The two US Senate candidates, Democrat Edward J. Markey and Republican Gabriel Gomez, have so far agreed to only one debate — a June 5 showdown sponsored by WBZ-TV and The Boston Globe. Given the fast-approaching election day, June 25, more encounters are needed, and both sides need to work harder to make them happen.
Whether from voter fatigue or boredom with the choices, the public has barely tuned into this special election campaign. But the stakes are high, and the candidates have yet to engage each other on the major issues. Playing to various constituencies (as Markey has sought to do) and projecting a youthful, turn-the-page image (as Gomez has sought to do) are electoral strategies, not platforms.
After his primary victory, Gomez challenged Markey to three debates. Since then, each campaign has accused its rival of debate-dodging.
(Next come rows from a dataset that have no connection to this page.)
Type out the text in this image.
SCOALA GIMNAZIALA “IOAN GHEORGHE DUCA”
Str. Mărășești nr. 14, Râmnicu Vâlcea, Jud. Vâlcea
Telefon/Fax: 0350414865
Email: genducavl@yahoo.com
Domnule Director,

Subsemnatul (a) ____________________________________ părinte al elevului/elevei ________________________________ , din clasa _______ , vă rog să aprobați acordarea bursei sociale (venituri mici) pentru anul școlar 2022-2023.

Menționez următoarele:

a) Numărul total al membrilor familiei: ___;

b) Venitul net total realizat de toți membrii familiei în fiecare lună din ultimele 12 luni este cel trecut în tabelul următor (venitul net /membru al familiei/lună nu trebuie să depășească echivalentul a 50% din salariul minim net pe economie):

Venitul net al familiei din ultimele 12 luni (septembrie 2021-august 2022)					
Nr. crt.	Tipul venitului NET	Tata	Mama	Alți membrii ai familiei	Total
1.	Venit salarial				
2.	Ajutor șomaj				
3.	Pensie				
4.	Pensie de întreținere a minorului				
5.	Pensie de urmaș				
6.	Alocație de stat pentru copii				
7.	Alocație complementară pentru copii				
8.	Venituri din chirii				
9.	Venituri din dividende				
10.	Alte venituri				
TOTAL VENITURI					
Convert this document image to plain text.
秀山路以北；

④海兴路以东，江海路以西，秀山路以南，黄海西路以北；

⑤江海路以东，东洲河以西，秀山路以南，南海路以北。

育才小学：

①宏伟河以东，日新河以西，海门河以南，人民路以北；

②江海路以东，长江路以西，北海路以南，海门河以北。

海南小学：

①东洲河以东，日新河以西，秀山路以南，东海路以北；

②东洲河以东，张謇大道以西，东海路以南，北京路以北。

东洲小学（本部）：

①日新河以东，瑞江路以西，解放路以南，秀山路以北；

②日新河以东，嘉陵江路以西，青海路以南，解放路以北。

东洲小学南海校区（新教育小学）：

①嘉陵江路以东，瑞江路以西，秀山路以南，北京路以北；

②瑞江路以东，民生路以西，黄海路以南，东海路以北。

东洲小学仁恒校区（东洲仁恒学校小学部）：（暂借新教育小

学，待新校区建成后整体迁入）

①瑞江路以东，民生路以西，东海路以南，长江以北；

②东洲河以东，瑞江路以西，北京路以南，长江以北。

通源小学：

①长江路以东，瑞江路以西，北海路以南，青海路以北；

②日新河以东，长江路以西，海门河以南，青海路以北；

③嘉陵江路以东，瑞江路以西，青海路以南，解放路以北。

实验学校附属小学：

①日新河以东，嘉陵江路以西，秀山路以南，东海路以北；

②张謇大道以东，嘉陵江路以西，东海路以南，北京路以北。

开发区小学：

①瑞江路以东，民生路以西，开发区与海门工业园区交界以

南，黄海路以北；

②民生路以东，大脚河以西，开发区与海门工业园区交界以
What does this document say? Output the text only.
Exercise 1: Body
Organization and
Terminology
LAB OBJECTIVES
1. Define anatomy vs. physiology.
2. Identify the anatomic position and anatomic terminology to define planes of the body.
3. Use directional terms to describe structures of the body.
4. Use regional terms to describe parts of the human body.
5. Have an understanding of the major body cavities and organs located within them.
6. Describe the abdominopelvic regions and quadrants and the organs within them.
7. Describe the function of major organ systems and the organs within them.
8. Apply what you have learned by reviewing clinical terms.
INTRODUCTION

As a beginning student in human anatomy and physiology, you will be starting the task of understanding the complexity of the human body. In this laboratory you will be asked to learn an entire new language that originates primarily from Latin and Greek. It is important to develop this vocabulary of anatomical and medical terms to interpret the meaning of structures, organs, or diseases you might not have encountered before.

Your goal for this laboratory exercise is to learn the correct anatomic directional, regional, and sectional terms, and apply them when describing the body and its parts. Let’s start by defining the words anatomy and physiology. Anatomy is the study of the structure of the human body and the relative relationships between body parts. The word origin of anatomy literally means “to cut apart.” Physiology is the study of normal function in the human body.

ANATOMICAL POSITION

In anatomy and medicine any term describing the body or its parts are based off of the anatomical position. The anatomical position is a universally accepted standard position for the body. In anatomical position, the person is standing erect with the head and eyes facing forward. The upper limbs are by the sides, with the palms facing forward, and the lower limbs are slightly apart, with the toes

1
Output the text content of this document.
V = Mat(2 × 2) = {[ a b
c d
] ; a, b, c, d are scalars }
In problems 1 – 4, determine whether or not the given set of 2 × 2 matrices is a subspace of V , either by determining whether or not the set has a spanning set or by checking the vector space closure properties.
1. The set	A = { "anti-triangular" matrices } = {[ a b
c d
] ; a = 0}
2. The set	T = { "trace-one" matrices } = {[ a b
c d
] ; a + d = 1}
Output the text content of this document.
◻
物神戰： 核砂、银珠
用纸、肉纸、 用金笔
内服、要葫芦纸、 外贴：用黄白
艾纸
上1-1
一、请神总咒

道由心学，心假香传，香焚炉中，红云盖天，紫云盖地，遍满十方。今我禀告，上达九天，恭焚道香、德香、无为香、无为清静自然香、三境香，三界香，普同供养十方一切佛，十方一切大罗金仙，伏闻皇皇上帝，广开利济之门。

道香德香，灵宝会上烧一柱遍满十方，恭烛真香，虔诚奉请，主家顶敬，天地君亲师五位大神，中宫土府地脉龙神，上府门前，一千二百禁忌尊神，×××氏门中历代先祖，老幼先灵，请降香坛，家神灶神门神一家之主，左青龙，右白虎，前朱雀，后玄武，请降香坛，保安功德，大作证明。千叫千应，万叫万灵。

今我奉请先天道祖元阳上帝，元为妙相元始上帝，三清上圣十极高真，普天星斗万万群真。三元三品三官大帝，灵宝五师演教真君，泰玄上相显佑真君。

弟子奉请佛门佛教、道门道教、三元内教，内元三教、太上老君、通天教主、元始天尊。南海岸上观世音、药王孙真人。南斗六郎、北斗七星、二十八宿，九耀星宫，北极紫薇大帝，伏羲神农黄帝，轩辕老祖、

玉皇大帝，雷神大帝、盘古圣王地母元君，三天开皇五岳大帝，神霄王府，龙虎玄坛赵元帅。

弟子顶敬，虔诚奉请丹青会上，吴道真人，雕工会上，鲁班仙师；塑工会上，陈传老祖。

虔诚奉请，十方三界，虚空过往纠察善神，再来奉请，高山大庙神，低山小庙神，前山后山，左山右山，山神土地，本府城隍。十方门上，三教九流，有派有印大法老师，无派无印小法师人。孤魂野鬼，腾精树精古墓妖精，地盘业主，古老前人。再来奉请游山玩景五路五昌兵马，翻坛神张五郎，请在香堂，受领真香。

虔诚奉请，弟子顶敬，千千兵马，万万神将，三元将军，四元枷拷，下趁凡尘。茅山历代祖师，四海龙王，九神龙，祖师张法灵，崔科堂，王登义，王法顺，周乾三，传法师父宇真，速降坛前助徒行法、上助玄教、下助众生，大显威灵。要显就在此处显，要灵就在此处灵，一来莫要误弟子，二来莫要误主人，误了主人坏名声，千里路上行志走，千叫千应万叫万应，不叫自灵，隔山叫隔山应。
“We are committed to doing three debates,” said Andrew Zucker, a spokesman for Markey. The Markey camp contends its rival has been difficult to pin down on “how and when and where.” On Wednesday, Gomez spokesman Will Ritter said the Republican candidate has gone directly to sponsors and confirmed his willingness to participate in three more debates: a June 11 event organized by a Western Massachusetts media consortium; a June 18 contest organized by a Boston media consortium; and a June 19 appearance sponsored by the South Coast Alliance. According to Ritter, Gomez is willing to show up for those debates whether or not Markey agrees to participate.
Maybe one is holding out, and the other is bluffing. But the games should end, and Markey and Gomez should just get the debate issue resolved.